Homebuyers are trickling back into the mortgage market, but not enough to offset the industry's steep and steady drop in refinance business.
Total mortgage application volume was essentially flat last week, falling just 0.8 percent from the previous week. The seasonally adjusted tally from the Mortgage Bankers Association was 11 percent lower than the same week one year ago, on weakness in refinancing.
A small drop in interest rates did nothing to spur refinances. Those applications fell 3 percent and are down nearly 26 percent from the same week a year ago, when mortgage rates were higher. The refinance share of total applications fell to the lowest level since 2008.
Mortgage bankers are feeling the pinch of less refinance business, and some predict they will, in turn, have to get more competitive on the purchase side to make up for the lost business. That could lead to a slight easing in today's tight credit conditions.
Mortgage applications to purchase a home rose 1 percent for the week and are 4 percent higher than a year ago. Purchase applications could be stronger if there were simply more homes for sale. There is strong spring demand this year, but listings are falling in most major markets, resulting in higher prices and weaker affordability.
Homebuyer demand rose sharply in February from a year ago, according to a monthly survey by Redfin, a real estate brokerage.
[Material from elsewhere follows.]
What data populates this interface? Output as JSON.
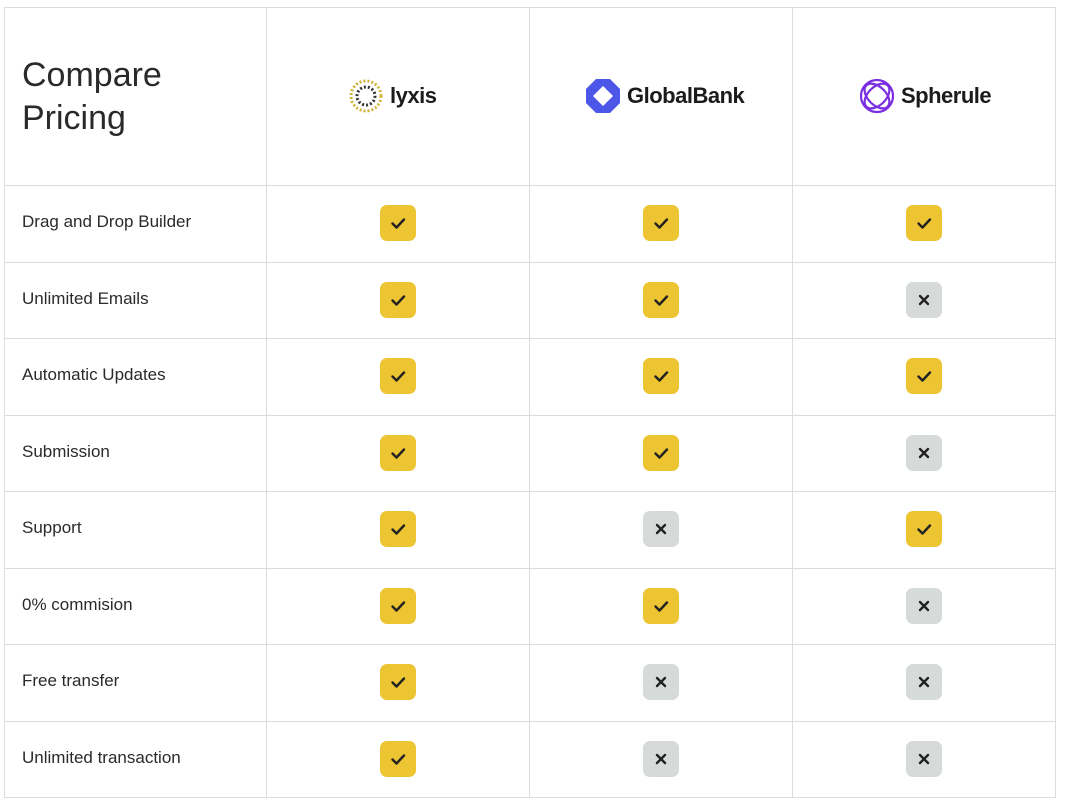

Agents saw a 26 percent jump in the number of home tour requests. Demand, however, did fall slightly from January's record high, likely due to the lack of listings.
"The only factor holding back sales this spring is supply," said Redfin chief economist Nela Richardson. "Limited inventory, particularly for starter homes, has put a crimp in the 2017 market. We expect to see more listings hit the market this spring, but there will still not be enough inventory to match homebuyer demand."
Potential buyers in several surveys have named supply as the primary headwind in the current market. Rising mortgage rates do not seem to be a major factor. Rates turned down slightly last week. The average contract interest rate for 30-year, fixed-rate mortgages with conforming loan balances of $424,100 or less decreased to 4.33 percent from 4.46 percent, with points increasing to 0.43 from 0.41, including the origination fee, for 80 percent loan-to-value ratio loans.
"Markets adjusted expectations last week as attempts to repeal and replace the Affordable Care Act stalled and bond yields declined. This pushed mortgage rates down for the first time in three weeks," said Lynn Fisher, vice president of research and economics with the MBA. "As an early gauge of spring buying activity, purchase applications for the last four weeks were all higher than the corresponding week a year ago, up an average of 4.8 percent on a year-over-year basis."